16th Vice-Governor of Pernambuco
- Incumbent
- Assumed office January 1, 2023
- Governor: Raquel Lyra
- Preceded by: Luciana Santos

State Deputy of Pernambuco
- In office February 1, 2015 – January 1, 2023

Councillor of Recife
- In office January 1, 2005 – February 1, 2015

Personal details
- Born: April 15, 1978 (age 48) Recife
- Citizenship: Brazil
- Party: Cidadania (2022–present)^{[citation needed]}
- Other political affiliations: PFL (1994–2007); EM (2007–2021);
- Alma mater: Catholic University of Pernambuco
- Profession: Journalist
- Website: www.blogdepriscila.com.br

= Priscila Krause =

Brazilian journalist and politician

Priscila Krause Branco (Recife, April 15, 1978) is a Brazilian journalist and politician affiliated with Cidadania. She is the current vice-governor of Pernambuco, having previously been a state deputy and city councilor of Recife. She is the daughter of Gustavo Krause, also a politician, former governor of Pernambuco and former mayor of Recife.

== Personal life ==
Daughter of Gustavo Krause and Clea Borges, Priscila has four siblings – Daniela, Manoela, Arthur, and Lara – and is the only one of her generation to have followed a political career, like her father, who was governor of Pernambuco, mayor of Recife, Minister of Finance, Minister of Environment, Water Resources, and the Legal Amazon, federal deputy, and city councillor of Recife. She was elected councillor in 2004 while attending the second year of Journalism at the Catholic University of Pernambuco, graduating in 2008.

== Career ==
She has been a Democrats (DEM) member since she was 16 years old, when the party was still called the PFL.
Priscila Krause was elected councillor of Recife in 2004 with 8,376 votes, for the PFL party. Her first term of office was focused on human rights policies, winning the presidency of the Human Rights Commission in the City Council.

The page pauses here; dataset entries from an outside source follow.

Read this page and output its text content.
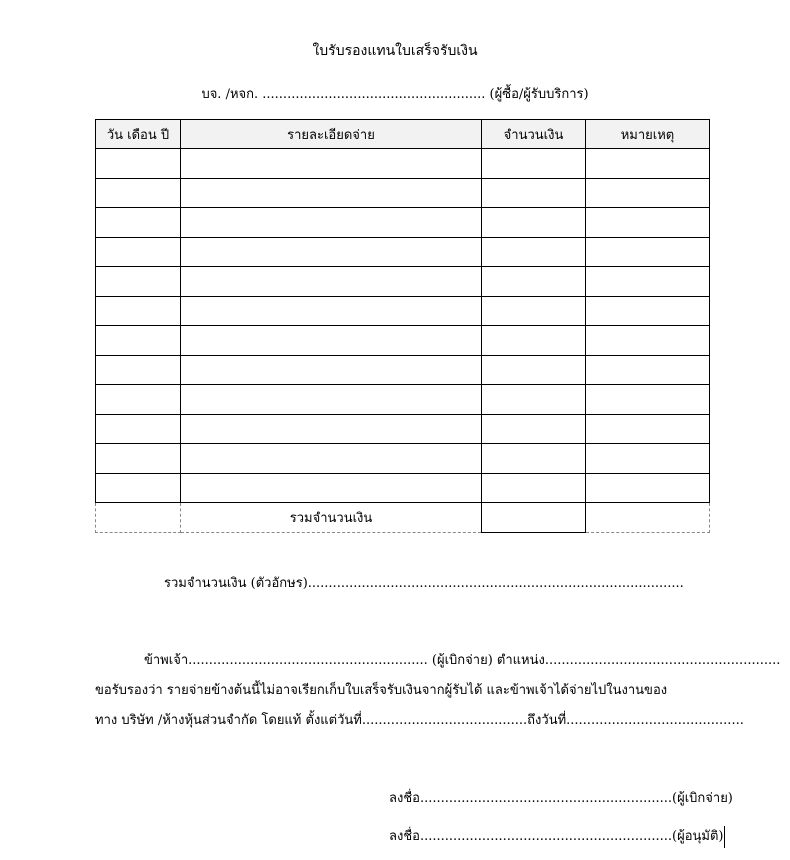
ใบรับรองแทนใบเสร็จรับเงิน
บจ. /หจก. ...................................................... (ผู้ซื้อ/ผู้รับบริการ)
วัน เดือน ปี	รายละเอียดจ่าย	จำนวนเงิน	หมายเหตุ

	รวมจำนวนเงิน		
รวมจำนวนเงิน (ตัวอักษร)...........................................................................................
ข้าพเจ้า.......................................................... (ผู้เบิกจ่าย) ตำแหน่ง.........................................................
ขอรับรองว่า รายจ่ายข้างต้นนี้ไม่อาจเรียกเก็บใบเสร็จรับเงินจากผู้รับได้ และข้าพเจ้าได้จ่ายไปในงานของ
ทาง บริษัท /ห้างหุ้นส่วนจำกัด โดยแท้ ตั้งแต่วันที่........................................ถึงวันที่...........................................
ลงชื่อ.............................................................(ผู้เบิกจ่าย)
ลงชื่อ.............................................................(ผู้อนุมัติ)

In 2007, she became president of the municipal directory of the DEM in Recife. In 2008, she was re-elected councilwoman for the party with 10,270 votes, being the 7th most voted candidate. She was leader of the opposition to the government of Mayor João da Costa (PT) in 2010 and 2011, and was active in demanding more transparency in the municipal government.

In 2012, she was again elected councilwoman, being the 3rd most voted candidate with 13,386 votes and the only one from the coalition Por um Recife Melhor (For a Better Recife) (DEM/PMN) to be elected.